いっぽう「お話をする」の「話」は名詞なので、送り仮名はつきません。同じ「はなし」でも、品詞が変われば書き方も変わる。それだけのことでした。
現場からひとこと
この言葉のこわいところは、正しい形のほうが落ち着かなく見えることです。「し」が二つ並ぶと、目がザワッとする。だから「一つ多いのでは」と直したくなる。でもその違和感で赤字を入れてしまったら、正しいものを崩してしまうことになります。

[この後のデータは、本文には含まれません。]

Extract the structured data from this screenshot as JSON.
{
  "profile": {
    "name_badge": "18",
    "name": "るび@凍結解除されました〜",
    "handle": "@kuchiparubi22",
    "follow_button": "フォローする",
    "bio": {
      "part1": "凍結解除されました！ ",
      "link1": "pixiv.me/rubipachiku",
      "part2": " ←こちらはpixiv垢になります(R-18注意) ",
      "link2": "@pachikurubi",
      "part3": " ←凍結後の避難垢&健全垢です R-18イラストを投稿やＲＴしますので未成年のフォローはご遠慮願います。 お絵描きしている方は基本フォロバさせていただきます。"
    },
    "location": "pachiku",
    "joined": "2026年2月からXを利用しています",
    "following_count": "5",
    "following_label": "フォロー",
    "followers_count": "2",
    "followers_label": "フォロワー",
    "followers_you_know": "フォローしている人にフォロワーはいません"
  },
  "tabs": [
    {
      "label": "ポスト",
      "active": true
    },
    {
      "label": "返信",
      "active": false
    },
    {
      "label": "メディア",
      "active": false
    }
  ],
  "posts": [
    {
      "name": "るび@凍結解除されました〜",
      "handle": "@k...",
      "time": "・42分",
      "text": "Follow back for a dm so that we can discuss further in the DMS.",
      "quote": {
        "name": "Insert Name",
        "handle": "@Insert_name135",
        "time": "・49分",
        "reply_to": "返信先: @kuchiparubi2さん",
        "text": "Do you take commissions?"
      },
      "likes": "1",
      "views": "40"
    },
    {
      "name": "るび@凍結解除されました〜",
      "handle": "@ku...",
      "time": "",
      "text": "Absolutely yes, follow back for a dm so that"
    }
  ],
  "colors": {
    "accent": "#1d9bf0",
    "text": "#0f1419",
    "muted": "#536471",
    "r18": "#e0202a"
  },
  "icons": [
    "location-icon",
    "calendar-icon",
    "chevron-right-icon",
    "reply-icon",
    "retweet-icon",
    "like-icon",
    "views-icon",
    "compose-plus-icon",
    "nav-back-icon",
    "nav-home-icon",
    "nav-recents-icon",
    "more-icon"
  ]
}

送り仮名は、見た目の落ち着きで決まるものではありません。決めるのは品詞。名詞か、動詞か。そこに戻れば、迷いようがない。違和感は「調べる合図」であって、「間違いの判定」ではない——このシリーズで何度も出会ってきたことに、今回もまた行き当たりました。
名詞は「話」、動詞は「話し」。「し」が二つ並んでも、大丈夫です✍️
※事例は実際の経験をもとに再構成した架空の例です。